Ричард Бердон Холдейн, побывавший, мы помним, в Рединге с ревизией, обнадежил Уайльда, что, когда тот выйдет на волю, ему будет о чем писать. Он ошибся: «принужденная» жизнь, «где всё тиски» и бесконечно «время Скорби», навсегда отбила у писателя охоту творить. В конце «Тюремной исповеди» Уайльд делится с Дугласом своими планами: он хотел бы сочинить книгу на тему «Христос как предтеча романтического движения в жизни». При этом писатель — и не случайно — оговаривается: «Если я когда-нибудь стану писать».
Не станет.
Глава двенадцатая
МЕЛЬМОТ-СКИТАЛЕЦ, ИЛИ «Я УМИРАЮ НЕ ПО СРЕДСТВАМ»

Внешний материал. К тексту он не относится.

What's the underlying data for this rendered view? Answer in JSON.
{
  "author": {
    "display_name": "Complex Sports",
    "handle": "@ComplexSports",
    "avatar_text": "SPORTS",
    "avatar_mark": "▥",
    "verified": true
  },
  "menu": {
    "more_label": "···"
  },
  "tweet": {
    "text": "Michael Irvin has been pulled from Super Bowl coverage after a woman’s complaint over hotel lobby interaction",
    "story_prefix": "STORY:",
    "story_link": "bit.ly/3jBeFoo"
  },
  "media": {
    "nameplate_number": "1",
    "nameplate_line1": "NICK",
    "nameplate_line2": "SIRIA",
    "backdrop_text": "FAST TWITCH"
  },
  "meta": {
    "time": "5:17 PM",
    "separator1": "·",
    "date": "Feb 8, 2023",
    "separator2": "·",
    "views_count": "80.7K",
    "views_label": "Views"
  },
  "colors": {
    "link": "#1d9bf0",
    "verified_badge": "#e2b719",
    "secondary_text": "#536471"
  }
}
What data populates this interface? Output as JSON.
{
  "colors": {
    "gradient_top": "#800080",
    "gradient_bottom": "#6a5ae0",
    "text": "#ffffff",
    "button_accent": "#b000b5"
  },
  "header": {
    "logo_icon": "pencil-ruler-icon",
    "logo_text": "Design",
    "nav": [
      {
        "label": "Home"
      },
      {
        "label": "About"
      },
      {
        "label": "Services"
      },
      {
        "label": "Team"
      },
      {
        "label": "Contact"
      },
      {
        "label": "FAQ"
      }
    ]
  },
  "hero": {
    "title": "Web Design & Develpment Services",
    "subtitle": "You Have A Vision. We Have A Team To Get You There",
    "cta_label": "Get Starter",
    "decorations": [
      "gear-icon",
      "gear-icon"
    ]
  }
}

«Не могу писать, — объяснял он Фрэнку Харрису, человеку практичному, деятельному, уверенному в том, что, если Уайльд вернется в литературу, былые невзгоды будут забыты. — Стоит мне взять в руки перо, как ко мне возвращается мое прошлое, меня преследуют тяжкие мысли, угрызения совести. Я должен выйти на улицу, наблюдать жизнь, развлекаться — иначе я сойду с ума. Один, я начинаю плакать. Если ты любишь меня, не уговаривай меня писать… Я рожден воспевать радости жизни, любовь ко всему прекрасному — а где теперь эти радости!»
Не убеждает Уайльда и «коммерческий» аргумент Харриса: мол, после такого приговора, такой огласки всё, что бы Уайльд теперь ни сочинил, будет расходиться мгновенно. Не хочет писать Уайльд и еще по одной причине. Убеждает друзей, что все уже написано, что больше писать ему нечего. «Жизнь не напишешь, жизнь живут, а не пишут, я же своё прожил. Когда перестану жить я, начнут жить мои книги». Именно так и произошло.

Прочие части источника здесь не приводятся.